İtiraf ediyorum, Yeni Zelanda’ya gitmeden önce, burada bir buzul olması merakımı pek cezbetmemişti, zira bu güzel toprakların sunduğu başka fırsatlarla daha çok ilgiliydim.
Biraz araştırmadan sonra, Franz Josef’in dünyanın en önemli 10 buzulundan biri olduğunu, üstelik turist olarak üzerinde yürünebildiğini öğrenince ilgim aniden arttıysa da, yürüyüş için istenen yüksek ücreti (300 NZD veya yaklaşık 260 USD) duyunca aynı hızda söndü. Bu git-gelli ruh halim Yeni Zelanda’ya vardıktan sonra da bir müddet devam etti.
– Çıkayım, çıkayım…
– Yok boşver, çıkmayayım…
– Ama bir daha nerede bulacağım üstüne çıkılan buzulu?
– İyi de o kadar para verilir mi, o paraya ben neler yaparım…
– Hayatımda buzul görmedim, bir daha da görür müyüm belli değil. Burnumun dibindeki buzula da gitmeyeceksem evimde oturayım bundan sonra.
Kendimi böyle ikna ettikten sonra buzulun adıyla anılan Franz Josef kasabasına vardım. Yeni Zelanda’nın pek çok yerleşim yeri gibi, burası da kısa bir ana cadde ve etrafına sıralanmış az sayıda tek katlı binadan oluşan, sadece 300 kişinin yaşadığı, küçücük bir yer. Burada her sene 250.000 turist ağırlandığına inanamıyorsunuz. Buzula yürüyüş düzenleyen şirket olan Franz Josef Glacier Guides’ın ofisine girip dünyanın her ama herrr tarafından gelmiş gezginleri görünce ancak ikna oluyorsunuz.

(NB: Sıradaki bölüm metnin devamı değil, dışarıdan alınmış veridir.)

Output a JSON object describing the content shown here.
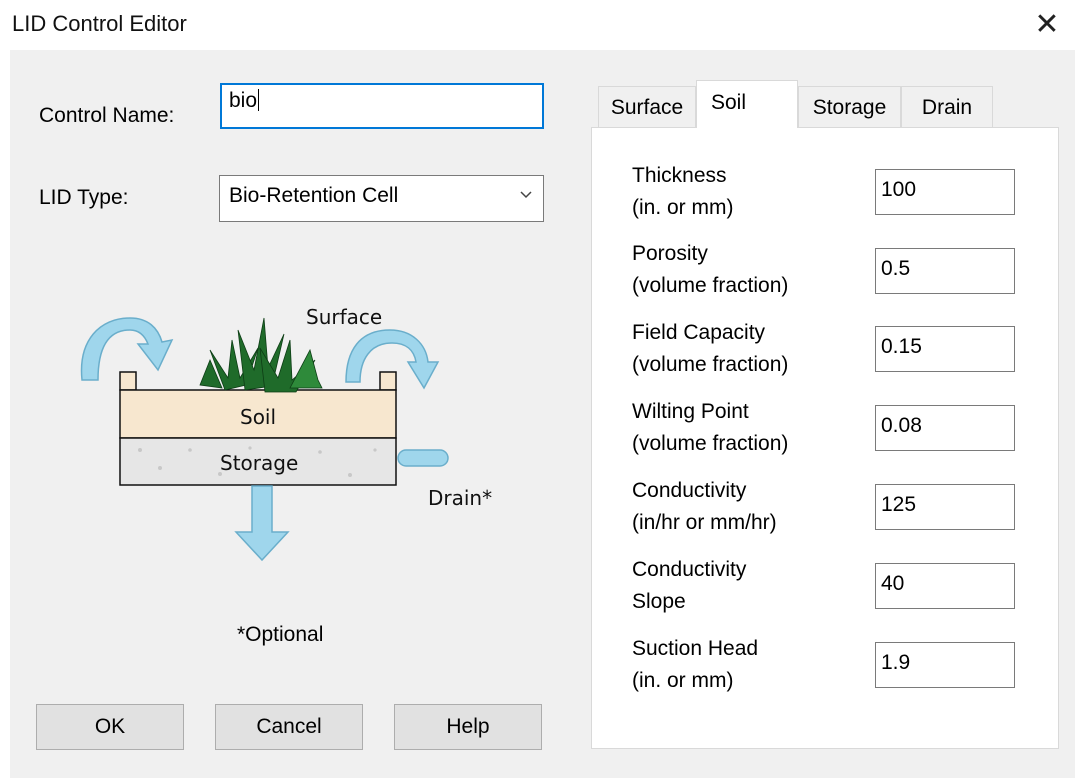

Şirketin birkaç farklı turu var: Buzul etrafında trekking, gidiş yolunu helikopterle uçup buzula tırmanma veya üstünde helikopterle uzun uzadıya turlama diye seçenekleri özetleyebilirim. Ben, çoğu turistin yaptığı gibi, ikincisini seçtim.
Seçer seçmez film yıldızı kadar yakışıklı ve fit rehberimiz Marlo ile müşerref olduk. Marlo önce İngiliz olduğunu açıkladı, sonra kıyafetlerimizi elimize tutuşturdu. Tur şirketi katılımcılara pantalondan monta, bereden eldivene, bottan yün çoraba kadar komple bir kıyafet seti veriyor. Seti alan herkesin istisnasız ilk hareketi çorapları koklamak oldu. ‘Lanet olsun içimdeki buzul sevgisine’ diyerek kaçmaya hazırdık ki, sabun kokusunu duyunca sakinleştik.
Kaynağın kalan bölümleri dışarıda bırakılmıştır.